La torre estaba vacía, salvo por ellos tres. Durante toda la mañana, Sithas había estado reunido con clérigos, nobles y jefes de gremios, diciéndoles lo que esperaba de ellos en caso de guerra. Se habían pronunciado algunas frases patrióticas, mayormente por parte de los clérigos, pero, en general, el tono de la asamblea había sido muy apagado. Ahora, el único que quedaba era Kith-Kanan, ya que Sithas tenía órdenes especiales para él.
—Quiero que integres a los Montaraces en un único ejército —ordenó.
—¿Con qué propósito? —preguntó su gemelo.
—Resistir al ejército ergothiano, en caso de que cruce la frontera y entre en los bosques.
—Sabes, Sith, que la totalidad de la milicia la forman veinte mil hombres —dijo Kith-Kanan mientras se frotaba la frente—, la mayoría de los cuales son campesinos armados con picas.
—Lo sé, pero no hay nadie más para detener a los humanos entre su frontera y la margen del Thon-Thalas. Necesitamos tiempo, Kith, tiempo para que Kencathedrus reúna un ejército con el que defender Silvanost.
—¡Por Astarin!
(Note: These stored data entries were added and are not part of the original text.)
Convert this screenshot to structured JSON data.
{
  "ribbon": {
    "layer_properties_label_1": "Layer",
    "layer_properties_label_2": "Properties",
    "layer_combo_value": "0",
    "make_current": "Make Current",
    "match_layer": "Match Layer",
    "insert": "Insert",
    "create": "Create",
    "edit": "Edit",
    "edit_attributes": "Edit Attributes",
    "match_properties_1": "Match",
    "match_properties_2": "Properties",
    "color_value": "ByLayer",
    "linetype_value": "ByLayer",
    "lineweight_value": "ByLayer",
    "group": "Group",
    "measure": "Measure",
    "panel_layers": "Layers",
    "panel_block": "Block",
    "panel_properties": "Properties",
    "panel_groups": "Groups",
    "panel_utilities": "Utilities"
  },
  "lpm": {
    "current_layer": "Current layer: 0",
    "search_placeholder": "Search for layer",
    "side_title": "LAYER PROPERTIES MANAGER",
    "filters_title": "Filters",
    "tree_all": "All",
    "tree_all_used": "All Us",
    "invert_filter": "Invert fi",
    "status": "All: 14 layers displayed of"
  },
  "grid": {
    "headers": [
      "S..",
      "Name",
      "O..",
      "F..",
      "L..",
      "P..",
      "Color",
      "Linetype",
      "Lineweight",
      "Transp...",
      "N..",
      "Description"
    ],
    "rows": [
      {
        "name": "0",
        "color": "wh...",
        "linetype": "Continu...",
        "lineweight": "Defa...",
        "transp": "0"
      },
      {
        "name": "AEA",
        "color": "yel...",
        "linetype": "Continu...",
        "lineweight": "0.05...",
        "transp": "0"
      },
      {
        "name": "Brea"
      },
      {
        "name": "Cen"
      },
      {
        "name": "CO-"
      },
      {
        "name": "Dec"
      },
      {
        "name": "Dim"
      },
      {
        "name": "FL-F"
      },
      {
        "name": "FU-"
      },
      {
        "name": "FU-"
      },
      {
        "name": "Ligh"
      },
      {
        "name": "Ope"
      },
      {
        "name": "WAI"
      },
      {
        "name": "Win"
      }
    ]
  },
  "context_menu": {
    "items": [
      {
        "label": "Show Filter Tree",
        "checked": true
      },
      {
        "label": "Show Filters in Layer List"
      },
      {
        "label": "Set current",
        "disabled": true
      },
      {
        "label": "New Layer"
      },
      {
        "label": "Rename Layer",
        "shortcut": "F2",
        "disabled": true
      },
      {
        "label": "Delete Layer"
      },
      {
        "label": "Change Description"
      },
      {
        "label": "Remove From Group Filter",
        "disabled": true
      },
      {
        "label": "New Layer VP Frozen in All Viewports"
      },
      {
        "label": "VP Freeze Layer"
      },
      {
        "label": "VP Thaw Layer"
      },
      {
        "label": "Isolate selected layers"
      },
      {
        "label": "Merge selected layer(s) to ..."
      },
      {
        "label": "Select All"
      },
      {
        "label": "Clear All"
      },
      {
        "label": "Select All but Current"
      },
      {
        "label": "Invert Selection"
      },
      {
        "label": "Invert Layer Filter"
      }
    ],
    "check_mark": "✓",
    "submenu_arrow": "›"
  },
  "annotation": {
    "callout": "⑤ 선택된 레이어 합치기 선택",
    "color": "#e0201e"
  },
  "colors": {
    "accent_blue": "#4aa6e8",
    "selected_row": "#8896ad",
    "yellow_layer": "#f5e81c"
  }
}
Entonces, ¿por qué estás tan deseoso de iniciar una guerra con Ergoth? ¡Disponen de doscientos mil hombres en servicio activo! ¡Tú mismo lo has dicho!
Las manos de Sithas se crisparon sobre los antebrazos del trono, y el Orador se echó hacia adelante.
—¿Y qué otra cosa puedo hacer? ¿Perdonar a los humanos por asesinar a nuestro padre? Sabes que fue un asesinato. ¡Le tendieron una trampa y lo mataron! ¿No te parece demasiada coincidencia que Ulvissen se encontrara en la zona y que uno de sus supuestos guardabosques perpetrara el crimen?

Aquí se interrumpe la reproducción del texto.